The staff member who notices the breach, or potential breach, will complete a Significant Event Report without delay and contact the Practice Manager
This form will be completed and handed to the Practice Manager or, if they are not available, to a member of senior management
The IG Lead/Practice Manager will conduct a thorough investigation into the breach
In the instance that the breach is a personal data breach and it is likely that there will be a risk to the rights and freedoms of an individual then the Information Commissioner’s Office (ICO) will be informed as soon as possible, but at least within 72 hours of our discovery of the breach, via the DSPT Incident Reporting Tool (dsptoolkit.nhs.uk/incidents/)

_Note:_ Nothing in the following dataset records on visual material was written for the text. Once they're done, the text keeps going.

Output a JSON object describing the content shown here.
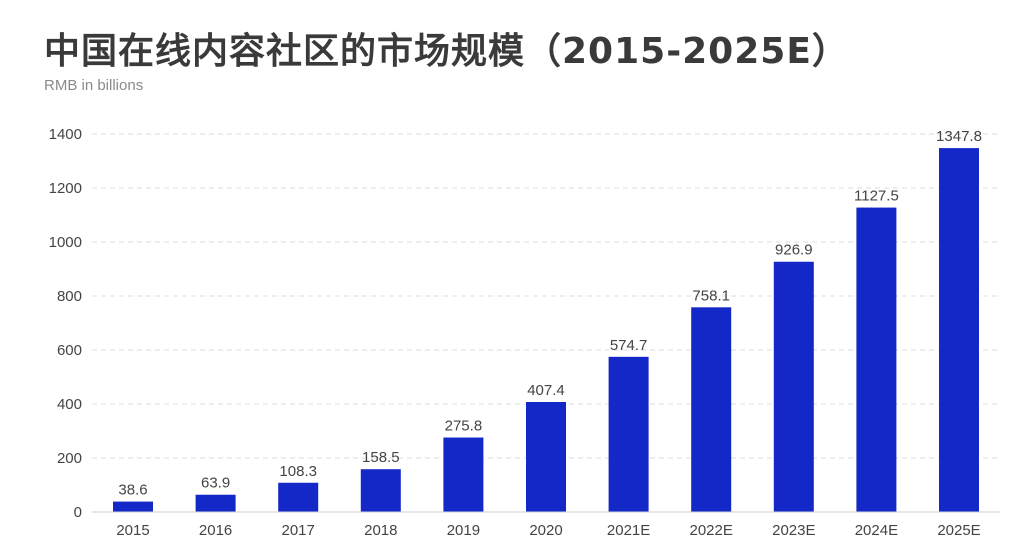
{
  "chart_data": {
    "type": "bar",
    "title": "中国在线内容社区的市场规模（2015-2025E）",
    "subtitle": "RMB in billions",
    "xlabel": "",
    "ylabel": "",
    "categories": [
      "2015",
      "2016",
      "2017",
      "2018",
      "2019",
      "2020",
      "2021E",
      "2022E",
      "2023E",
      "2024E",
      "2025E"
    ],
    "values": [
      38.6,
      63.9,
      108.3,
      158.5,
      275.8,
      407.4,
      574.7,
      758.1,
      926.9,
      1127.5,
      1347.8
    ],
    "value_labels": [
      "38.6",
      "63.9",
      "108.3",
      "158.5",
      "275.8",
      "407.4",
      "574.7",
      "758.1",
      "926.9",
      "1127.5",
      "1347.8"
    ],
    "ylim": [
      0,
      1400
    ],
    "yticks": [
      "0",
      "200",
      "400",
      "600",
      "800",
      "1000",
      "1200",
      "1400"
    ],
    "grid": true,
    "bar_color": "#1428c8"
  }
}
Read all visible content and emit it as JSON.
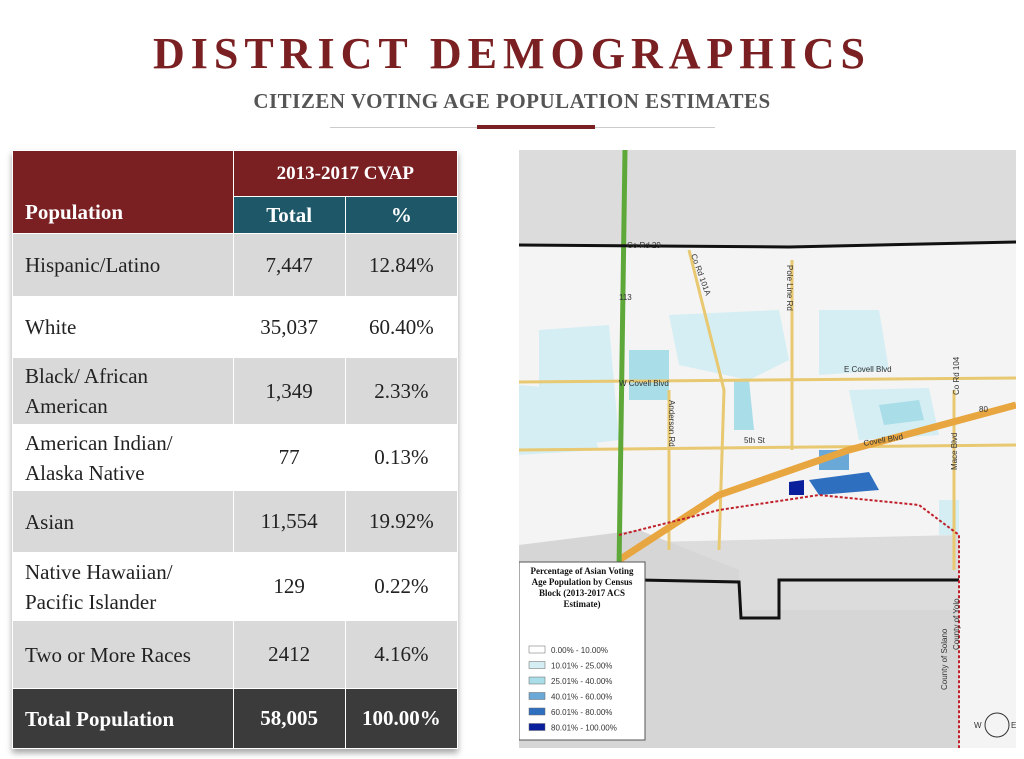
{
  "header": {
    "title": "DISTRICT DEMOGRAPHICS",
    "subtitle": "CITIZEN VOTING AGE POPULATION ESTIMATES"
  },
  "table": {
    "row_header": "Population",
    "group_header": "2013-2017 CVAP",
    "columns": [
      "Total",
      "%"
    ],
    "rows": [
      [
        "Hispanic/Latino",
        "7,447",
        "12.84%"
      ],
      [
        "White",
        "35,037",
        "60.40%"
      ],
      [
        "Black/ African American",
        "1,349",
        "2.33%"
      ],
      [
        "American Indian/ Alaska Native",
        "77",
        "0.13%"
      ],
      [
        "Asian",
        "11,554",
        "19.92%"
      ],
      [
        "Native Hawaiian/ Pacific Islander",
        "129",
        "0.22%"
      ],
      [
        "Two or More Races",
        "2412",
        "4.16%"
      ]
    ],
    "total": [
      "Total Population",
      "58,005",
      "100.00%"
    ]
  },
  "map": {
    "roads": [
      "Co Rd 29",
      "113",
      "Co Rd 101A",
      "Pole Line Rd",
      "W Covell Blvd",
      "E Covell Blvd",
      "Anderson Rd",
      "5th St",
      "Covell Blvd",
      "Co Rd 104",
      "80",
      "Mace Blvd",
      "County of Solano",
      "County of Yolo"
    ],
    "compass": [
      "W",
      "E"
    ],
    "legend": {
      "title": "Percentage of Asian Voting Age Population by Census Block (2013-2017 ACS Estimate)",
      "entries": [
        {
          "label": "0.00% - 10.00%",
          "color": "#ffffff"
        },
        {
          "label": "10.01% - 25.00%",
          "color": "#d4eef4"
        },
        {
          "label": "25.01% - 40.00%",
          "color": "#a9dde8"
        },
        {
          "label": "40.01% - 60.00%",
          "color": "#6aa8d8"
        },
        {
          "label": "60.01% - 80.00%",
          "color": "#2f6fc0"
        },
        {
          "label": "80.01% - 100.00%",
          "color": "#0a1f9c"
        }
      ]
    }
  }
}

As part of our report we will provide the following details:

The nature of the personal data breach (i.e. confidentiality, integrity, availability)
The approximate number of individuals concerned and the category of individual (e.g. employees, mailing lists, service users)
The categories and approximate number of personal data records concerned
The name and details of our DPO/SIRO and Practice Manager
The likely consequences of the breach
A description of the measures taken, or which we will take, to mitigate any possible adverse effects.
The DPO will inform any individual that their personal data has been breached if it is likely that there is a high risk to their rights and freedoms. We will inform them directly and without any undue delay
A data security breach must be marked on the IAR and will prompt an audit of all processes in order to correct any procedure which led to the breach
A record of all personal data breaches will be kept including those breaches which the ICO were not required to be notified about

Responsibilities

The Practice Manager is responsible for physical security
The IG Lead is responsible for updating and auditing the IAR
The IG Lead/IM&T Digital Programme Manager and Cyber Security Lead is responsible for digital access
The DPO/SIRO is is responsible for managing breaches
The IG Lead/IG Security Officer and Practice Manager are responsible for data security audits.

Approval

This policy has been approved by the Partners/Board of Directors and will and will be reviewed at least annually.